Time To Think About Tip Murphy, Golf And Tiger Woods
Jim Prevor’s Perishable Pundit, August 10, 2010
This is golf tournament time in the industry. There is still time to sign up for the Tip Murphy Memorial Golf Tournament here.
So it might also make sense to think a bit about Tiger Woods.
The Wall Street Journal ran a piece titled, The Unsettling Sight of a Tiger Tamed, that it subtitled: Woods’s Career-Worst Score Furthers a Kind of Harsh Correction on a Career That Had Been All Irrational Exuberance.
Which raises the question of what creates and allows for exceptional accomplishment?
Fortunately, Charles Murray, one of America’s most insightful thinkers, wrote a book called Human Accomplishment and has applied his learning to Tiger Woods and produced an intriguing piece for The American, titled Why Tiger Won’t Catch Jack, which explains why, in theory at least, Tiger Woods will not manage to exceed the Jack Nicklaus record for winning major tournaments. Tiger Woods must win four more majors to equal the Nicklaus record and five to beat Nicklaus. In a nutshell, here is his argument:
Murray points out that the component skills one uses in golf form an almost perfect bell curve:
The component skills form almost perfect normal distributions — bell curves, if you prefer. Here, for example, is the distribution of putts per round among pro golfers:
But victories in major tournaments do not form a bell curve:
And so when it comes to the number of major victories, there is no bell curve. Instead, the graph looks like this even when the sample is limited to golfers who won at least one major — a severe constraint indeed. The figure comes from Human Accomplishment. It is based on golfers who had completed their careers by 2001, so it omits Woods.
Charles Murray, who is the W.H. Brady Scholar at the American Enterprise Institute, concludes this way:
The combination of qualities that enabled Nicklaus to win 18 majors and has enabled Woods to win 14 is freakish. To take just one example, Woods has an astonishing record of sinking difficult putts at critical moments, including on the final hole with victory at stake. That’s not just a matter of reading the greens accurately and having a good putting stroke.
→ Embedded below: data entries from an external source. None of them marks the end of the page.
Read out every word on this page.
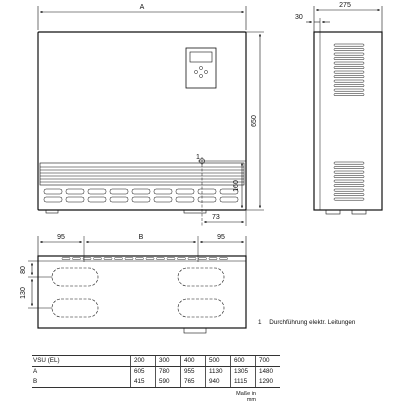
A
1
650
160
73
275
30
95	B	95
80
130
1 Durchführung elektr. Leitungen
VSU (EL)	200	300	400	500	600	700
A	605	780	955	1130	1305	1480
B	415	590	765	940	1115	1290
Maße in mm
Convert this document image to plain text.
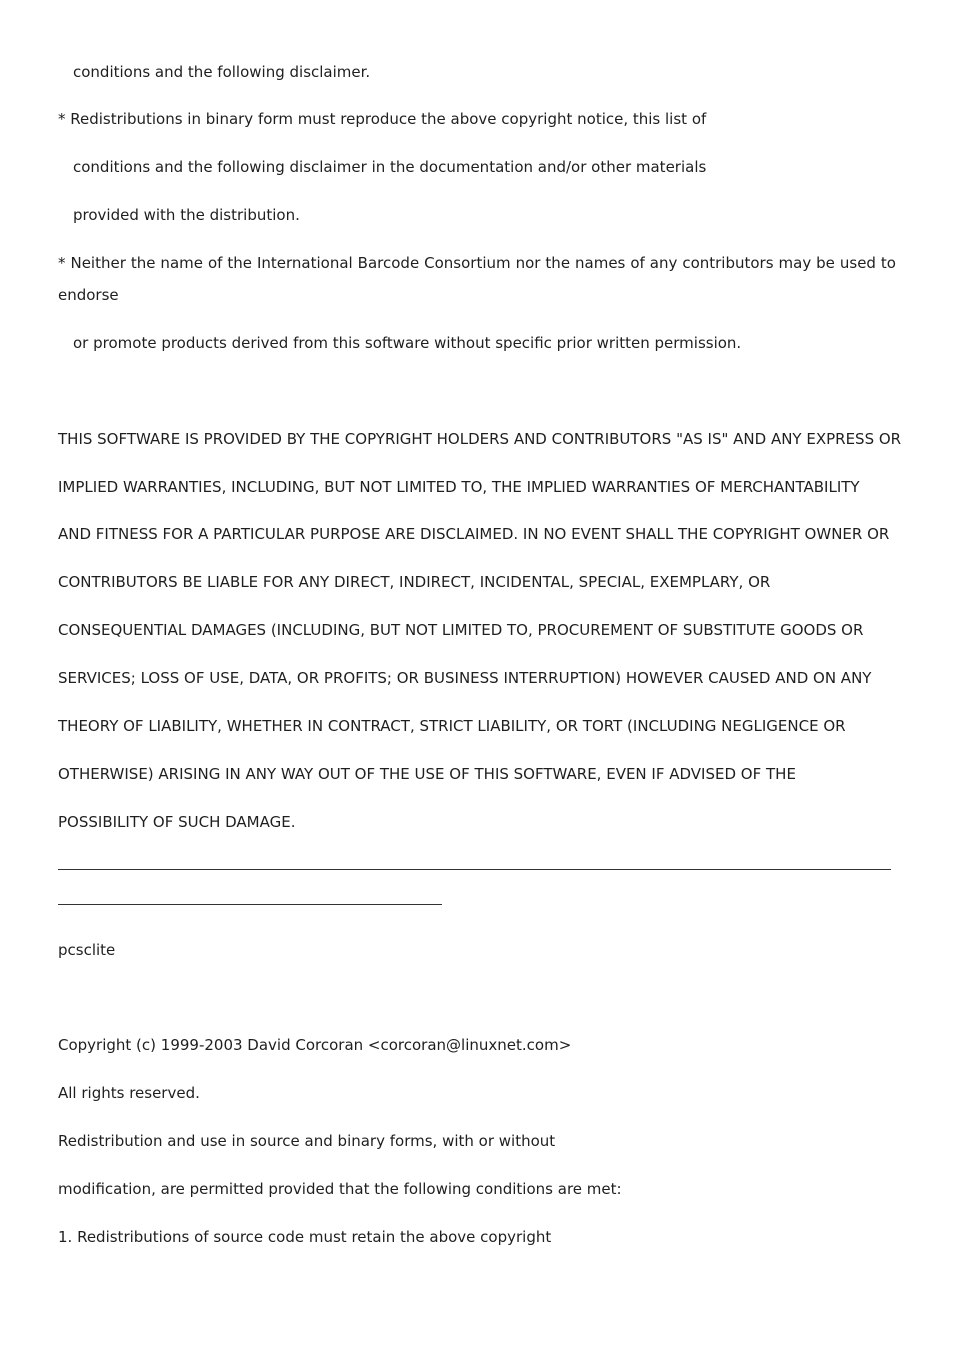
conditions and the following disclaimer.
* Redistributions in binary form must reproduce the above copyright notice, this list of
conditions and the following disclaimer in the documentation and/or other materials
provided with the distribution.
* Neither the name of the International Barcode Consortium nor the names of any contributors may be used to
endorse
or promote products derived from this software without specific prior written permission.
THIS SOFTWARE IS PROVIDED BY THE COPYRIGHT HOLDERS AND CONTRIBUTORS "AS IS" AND ANY EXPRESS OR
IMPLIED WARRANTIES, INCLUDING, BUT NOT LIMITED TO, THE IMPLIED WARRANTIES OF MERCHANTABILITY
AND FITNESS FOR A PARTICULAR PURPOSE ARE DISCLAIMED. IN NO EVENT SHALL THE COPYRIGHT OWNER OR
CONTRIBUTORS BE LIABLE FOR ANY DIRECT, INDIRECT, INCIDENTAL, SPECIAL, EXEMPLARY, OR
CONSEQUENTIAL DAMAGES (INCLUDING, BUT NOT LIMITED TO, PROCUREMENT OF SUBSTITUTE GOODS OR
SERVICES; LOSS OF USE, DATA, OR PROFITS; OR BUSINESS INTERRUPTION) HOWEVER CAUSED AND ON ANY
THEORY OF LIABILITY, WHETHER IN CONTRACT, STRICT LIABILITY, OR TORT (INCLUDING NEGLIGENCE OR
OTHERWISE) ARISING IN ANY WAY OUT OF THE USE OF THIS SOFTWARE, EVEN IF ADVISED OF THE
POSSIBILITY OF SUCH DAMAGE.
pcsclite
Copyright (c) 1999-2003 David Corcoran <corcoran@linuxnet.com>
All rights reserved.
Redistribution and use in source and binary forms, with or without
modification, are permitted provided that the following conditions are met:
1. Redistributions of source code must retain the above copyright
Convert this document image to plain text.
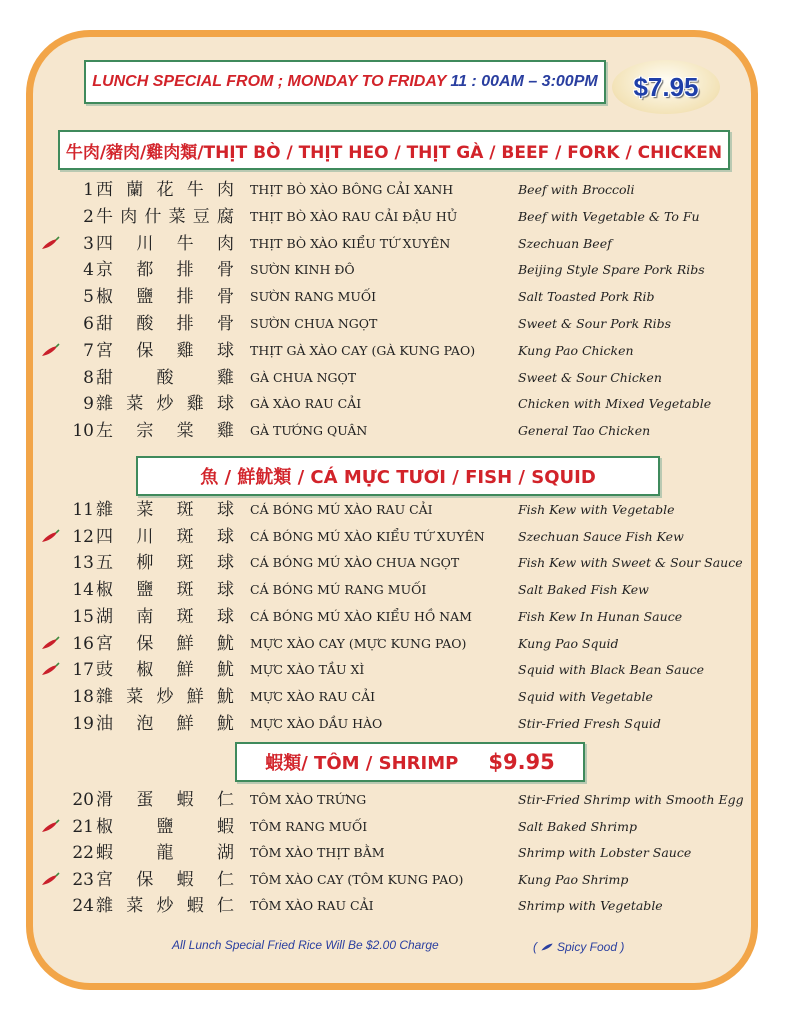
LUNCH SPECIAL FROM ; MONDAY TO FRIDAY 11 : 00AM – 3:00PM $7.95
牛肉/豬肉/雞肉類/THỊT BÒ / THỊT HEO / THỊT GÀ / BEEF / FORK / CHICKEN
魚 / 鮮魷類 / CÁ MỰC TƯƠI / FISH / SQUID
蝦類/ TÔM / SHRIMP $9.95
1 西 蘭 花 牛 肉 THỊT BÒ XÀO BÔNG CẢI XANH	Beef with Broccoli
2 牛 肉 什 菜 豆 腐 THỊT BÒ XÀO RAU CẢI ĐẬU HỦ	Beef with Vegetable & To Fu
3 四 川 牛 肉 THỊT BÒ XÀO KIỂU TỨ XUYÊN	Szechuan Beef
4 京 都 排 骨 SƯỜN KINH ĐÔ	Beijing Style Spare Pork Ribs
5 椒 鹽 排 骨 SƯỜN RANG MUỐI	Salt Toasted Pork Rib
6 甜 酸 排 骨 SƯỜN CHUA NGỌT	Sweet & Sour Pork Ribs
7 宮 保 雞 球 THỊT GÀ XÀO CAY (GÀ KUNG PAO)	Kung Pao Chicken
8 甜	酸	雞 GÀ CHUA NGỌT	Sweet & Sour Chicken
9 雜 菜 炒 雞 球 GÀ XÀO RAU CẢI	Chicken with Mixed Vegetable
10 左 宗 棠 雞 GÀ TƯỚNG QUÂN	General Tao Chicken
11 雜 菜 斑 球 CÁ BÓNG MÚ XÀO RAU CẢI	Fish Kew with Vegetable
12 四 川 斑 球 CÁ BÓNG MÚ XÀO KIỂU TỨ XUYÊN	Szechuan Sauce Fish Kew
13 五 柳 斑 球 CÁ BÓNG MÚ XÀO CHUA NGỌT	Fish Kew with Sweet & Sour Sauce
14 椒 鹽 斑 球 CÁ BÓNG MÚ RANG MUỐI	Salt Baked Fish Kew
15 湖 南 斑 球 CÁ BÓNG MÚ XÀO KIỂU HỒ NAM	Fish Kew In Hunan Sauce
16 宮 保 鮮 魷 MỰC XÀO CAY (MỰC KUNG PAO)	Kung Pao Squid
17 豉 椒 鮮 魷 MỰC XÀO TẦU XÌ	Squid with Black Bean Sauce
18 雜 菜 炒 鮮 魷 MỰC XÀO RAU CẢI	Squid with Vegetable
19 油 泡 鮮 魷 MỰC XÀO DẦU HÀO	Stir-Fried Fresh Squid
20 滑 蛋 蝦 仁 TÔM XÀO TRỨNG	Stir-Fried Shrimp with Smooth Egg
21 椒	鹽	蝦 TÔM RANG MUỐI	Salt Baked Shrimp
22 蝦	龍	湖 TÔM XÀO THỊT BẰM	Shrimp with Lobster Sauce
23 宮 保 蝦 仁 TÔM XÀO CAY (TÔM KUNG PAO)	Kung Pao Shrimp
24 雜 菜 炒 蝦 仁 TÔM XÀO RAU CẢI	Shrimp with Vegetable
All Lunch Special Fried Rice Will Be $2.00 Charge	( Spicy Food )
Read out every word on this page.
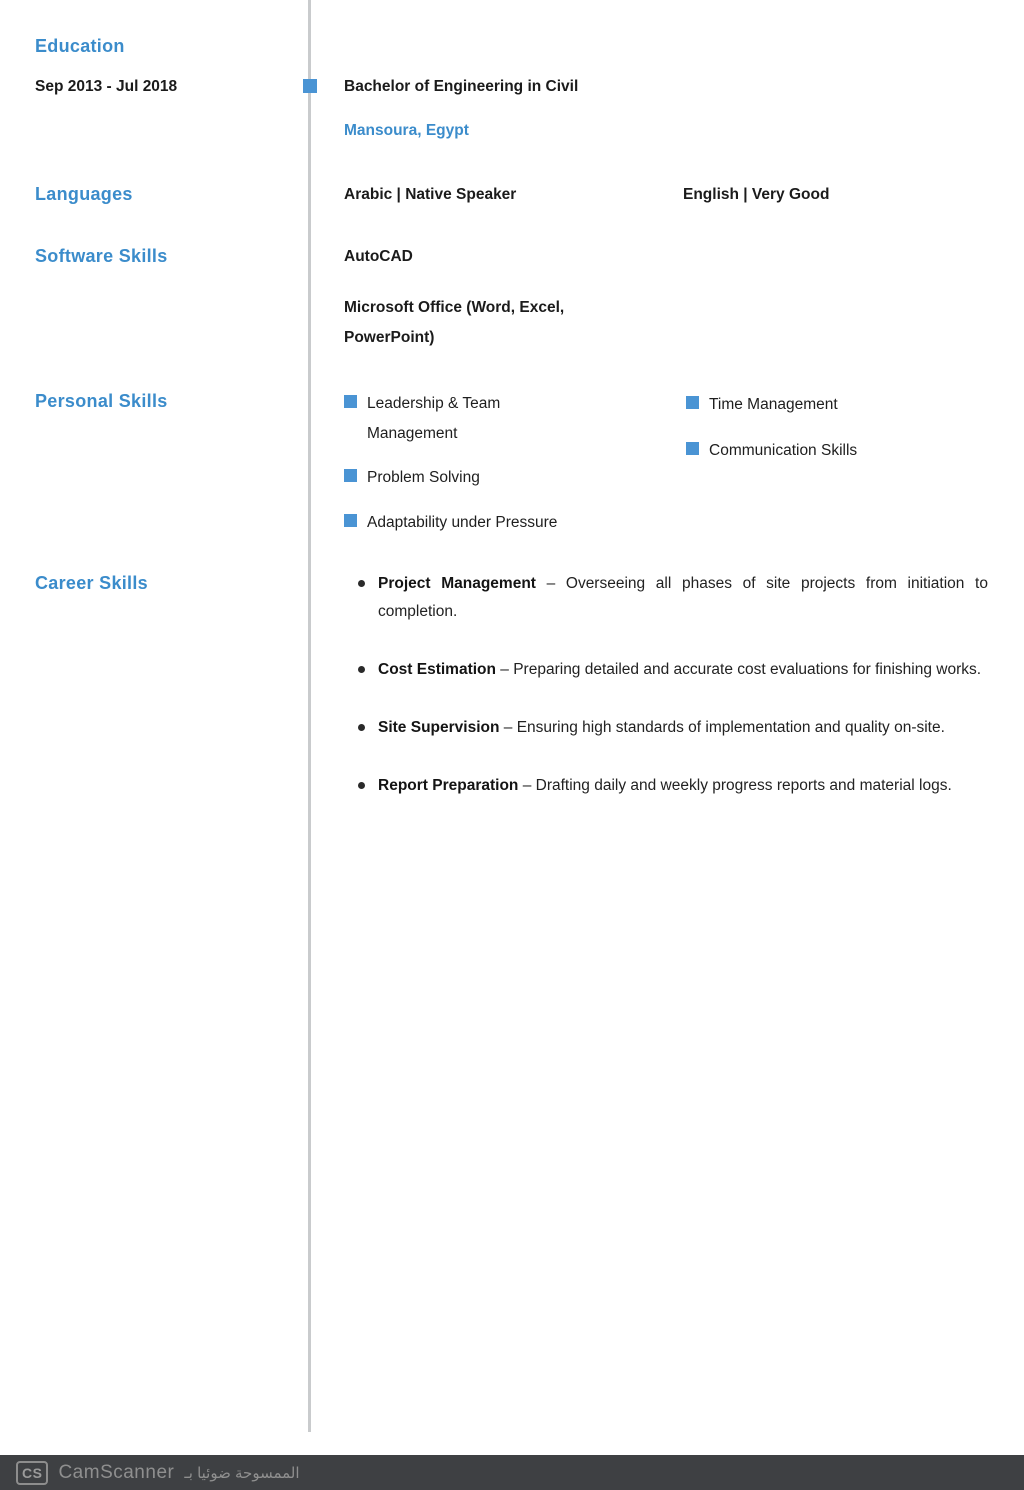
Education
Sep 2013 - Jul 2018	Bachelor of Engineering in Civil
Mansoura, Egypt
Languages	Arabic | Native Speaker	English | Very Good
Software Skills	AutoCAD
Microsoft Office (Word, Excel, PowerPoint)
Personal Skills	Leadership & Team Management
Problem Solving
Adaptability under Pressure
Time Management
Communication Skills
Career Skills	Project Management – Overseeing all phases of site projects from initiation to completion.
Cost Estimation – Preparing detailed and accurate cost evaluations for finishing works.
Site Supervision – Ensuring high standards of implementation and quality on-site.
Report Preparation – Drafting daily and weekly progress reports and material logs.
CS CamScanner الممسوحة ضوئيا بـ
It’s a product of a mental state that the rest of us can barely imagine, the product of a Chinese puzzle of psychological strengths — including, one sometimes suspects, telekinesis.
The role of those psychological strengths is why so much of the commentary about Woods’s play since he returned is beside the point. The commentators focus on whether his component skills are returning to their pre-scandal levels. He can return to precisely the same place on the bell curves of the component skills that he occupied before the meltdown in his personal life, but the package will not be the same. Tiger Woods has experienced a sort of concussion to that Chinese puzzle of psychological strengths, and there must be some residual damage that won’t ever go away.
The long-term effects can be quite small. When we are talking about the extremes of human accomplishment, there is no wiggle room. The package changed at all is no longer at the one-in-many-millions extreme that is required. Woods will still be a sensational golfer, winning a lot of tournaments and probably a few more majors. But to predict that Woods can win five majors between now and the end of his career — something that only 17 other golfers have done in their entire careers — assumes that nothing in the last year has significantly degraded the freakish combination required for extreme accomplishment. I find that assumption untenable.
We think this line of thought is intriguing and not just for those who follow golf.
As business people, most of us are responsible for employees and rare is the executive or business owner who hasn’t gritted his or her teeth because somehow an employee’s problem — financial, emotional, physical, etc. — are suddenly our own.
Yet if human achievement is as Murray contends, “a Chinese puzzle of psychological strengths,” then maybe paying attention to these problems is more useful than sending someone to a training session.
After all, if Tiger could be thrown off from extraordinary accomplishment by a very small effect, could one of your employees become extraordinarily effective with just a minor change in circumstances? Could any of us become exponentially more effective with just a minor push into some unidentified zone of accomplishment?